Earlier in 2011, the National Housing Federation stated that personalisation will accelerate developments in the sector, giving people more control and choice over their living environment, and this was reflected in many of the sessions held at the conference. This has the potential of driving stronger, more efficient partnerships between local authorities, housing associations, charities, suppliers and the tenants themselves.
"It would seem that housing providers now play multiple roles - the voice of the community and the provider of services. It will be interesting to see how society will react to taking more responsibility going forward," said Elspeth MacKenzie, Chief Executive, Thrive Homes.
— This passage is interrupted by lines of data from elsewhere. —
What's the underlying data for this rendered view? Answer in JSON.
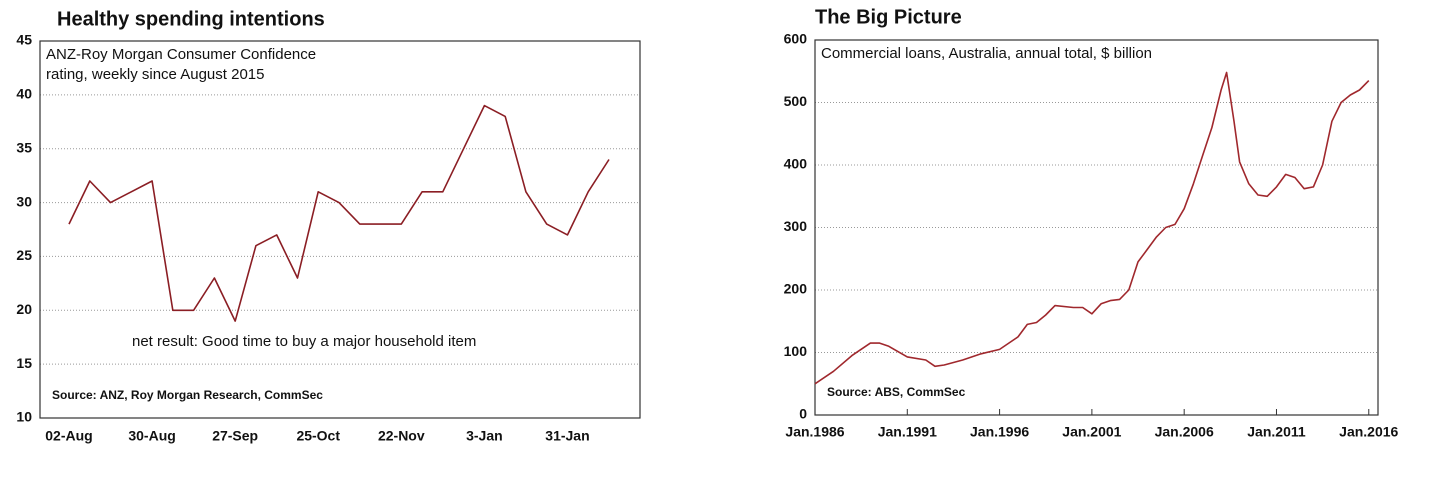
{
  "chart_data": [
    {
      "type": "line",
      "title": "Healthy spending intentions",
      "subtitle": [
        "ANZ-Roy Morgan Consumer Confidence",
        "rating, weekly since August 2015"
      ],
      "annotation": "net result: Good time to buy a major household item",
      "source": "Source: ANZ, Roy Morgan Research, CommSec",
      "categories": [
        "02-Aug",
        null,
        null,
        null,
        "30-Aug",
        null,
        null,
        null,
        "27-Sep",
        null,
        null,
        null,
        "25-Oct",
        null,
        null,
        null,
        "22-Nov",
        null,
        null,
        null,
        "3-Jan",
        null,
        null,
        null,
        "31-Jan",
        null,
        null
      ],
      "series": [
        {
          "color": "#8b1e24",
          "values": [
            28,
            32,
            30,
            31,
            32,
            20,
            20,
            23,
            19,
            26,
            27,
            23,
            31,
            30,
            28,
            28,
            28,
            31,
            31,
            35,
            39,
            38,
            31,
            28,
            27,
            31,
            34
          ]
        }
      ],
      "ylim": [
        10,
        45
      ],
      "yticks": [
        10,
        15,
        20,
        25,
        30,
        35,
        40,
        45
      ],
      "grid": true
    },
    {
      "type": "line",
      "title": "The Big Picture",
      "subtitle": [
        "Commercial loans, Australia, annual total, $ billion"
      ],
      "source": "Source: ABS, CommSec",
      "x": [
        1986,
        1987,
        1988,
        1989,
        1989.5,
        1990,
        1991,
        1992,
        1992.5,
        1993,
        1994,
        1995,
        1996,
        1997,
        1997.5,
        1998,
        1998.5,
        1999,
        2000,
        2000.5,
        2001,
        2001.5,
        2002,
        2002.5,
        2003,
        2003.5,
        2004,
        2004.5,
        2005,
        2005.5,
        2006,
        2006.5,
        2007,
        2007.5,
        2008,
        2008.3,
        2008.7,
        2009,
        2009.5,
        2010,
        2010.5,
        2011,
        2011.5,
        2012,
        2012.5,
        2013,
        2013.5,
        2014,
        2014.5,
        2015,
        2015.5,
        2016
      ],
      "series": [
        {
          "color": "#a0282d",
          "values": [
            50,
            70,
            95,
            115,
            115,
            110,
            93,
            88,
            78,
            80,
            88,
            98,
            105,
            125,
            145,
            148,
            160,
            175,
            172,
            172,
            162,
            178,
            183,
            185,
            200,
            245,
            265,
            285,
            300,
            305,
            330,
            370,
            415,
            460,
            520,
            548,
            470,
            405,
            370,
            352,
            350,
            365,
            385,
            380,
            362,
            365,
            400,
            470,
            500,
            512,
            520,
            535
          ]
        }
      ],
      "xlim": [
        1986,
        2016.5
      ],
      "xticks": [
        {
          "value": 1986,
          "label": "Jan.1986"
        },
        {
          "value": 1991,
          "label": "Jan.1991"
        },
        {
          "value": 1996,
          "label": "Jan.1996"
        },
        {
          "value": 2001,
          "label": "Jan.2001"
        },
        {
          "value": 2006,
          "label": "Jan.2006"
        },
        {
          "value": 2011,
          "label": "Jan.2011"
        },
        {
          "value": 2016,
          "label": "Jan.2016"
        }
      ],
      "ylim": [
        0,
        600
      ],
      "yticks": [
        0,
        100,
        200,
        300,
        400,
        500,
        600
      ],
      "grid": true
    }
  ]
}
Wayne added: "Now is genuinely the time for opportunity. Social housing providers are seen as a beacon for self-build and self-help. They are in a stronger position than national house builders. They own their housing stock and demand is virtually guaranteed."
"We have seen some shocking evidence that our sense of community is in turmoil over the last few months - the nationwide riots being a prime example. It is vital that we look at how partnerships can assist in maintaining the delivery of invaluable services to some of the most vulnerable people in society and will continue to give them their voice," said Roger Birkinshaw, housing director, Capita. "Quite often the simple things can have the greatest impact. Sending a text message instead of a formal letter to a tenant can remove boundaries, or online services can enable a raft of local service providers to share information about tenants and available accommodation getting help to those who need it quickly."